Although slavery existed all over the world for thousands of years, among people of every race, it was considered a "peculiar institution" in the United States because it was in complete contradiction to the principles on which the country was founded. Slavery was controversial among Americans when it was still accepted as just another fact of life in other countries.
Nowhere else in the world was such a literature of justification of slavery produced as in the antebellum South, because nowhere else was slavery under such sustained attack. An especially virulent racism arose to try to justify slavery, and this racism lasted long after slavery itself was gone.
That history and its painful consequences are undeniable. But, in a world where whole nations have in effect raised their IQs by 20 points in one generation, it is time for black "leaders" and white "friends" to stop trying to discredit the tests and get on with the job of improving the skills that the tests measure.

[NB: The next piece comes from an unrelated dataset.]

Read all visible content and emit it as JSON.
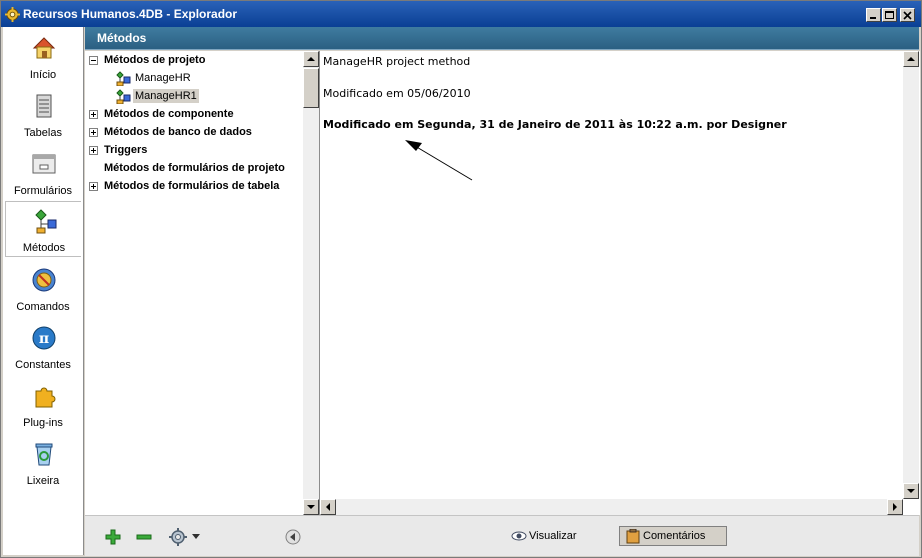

A number of black schools, even in rundown ghettos, have already reached or exceeded national norms on tests, so there is no question that it can be done. The question is whether it will in fact be done, on a large enough scale to change the abysmal educational results in too many predominantly black schools.
So long as demagogues are concentrating on demonizing anyone who points out the problem, do not expect the kind of general improvement that is needed. This demonization has made "The Bell Curve" one of the most misrepresented books of our time. But such demagoguery has not helped one black child to get a better education.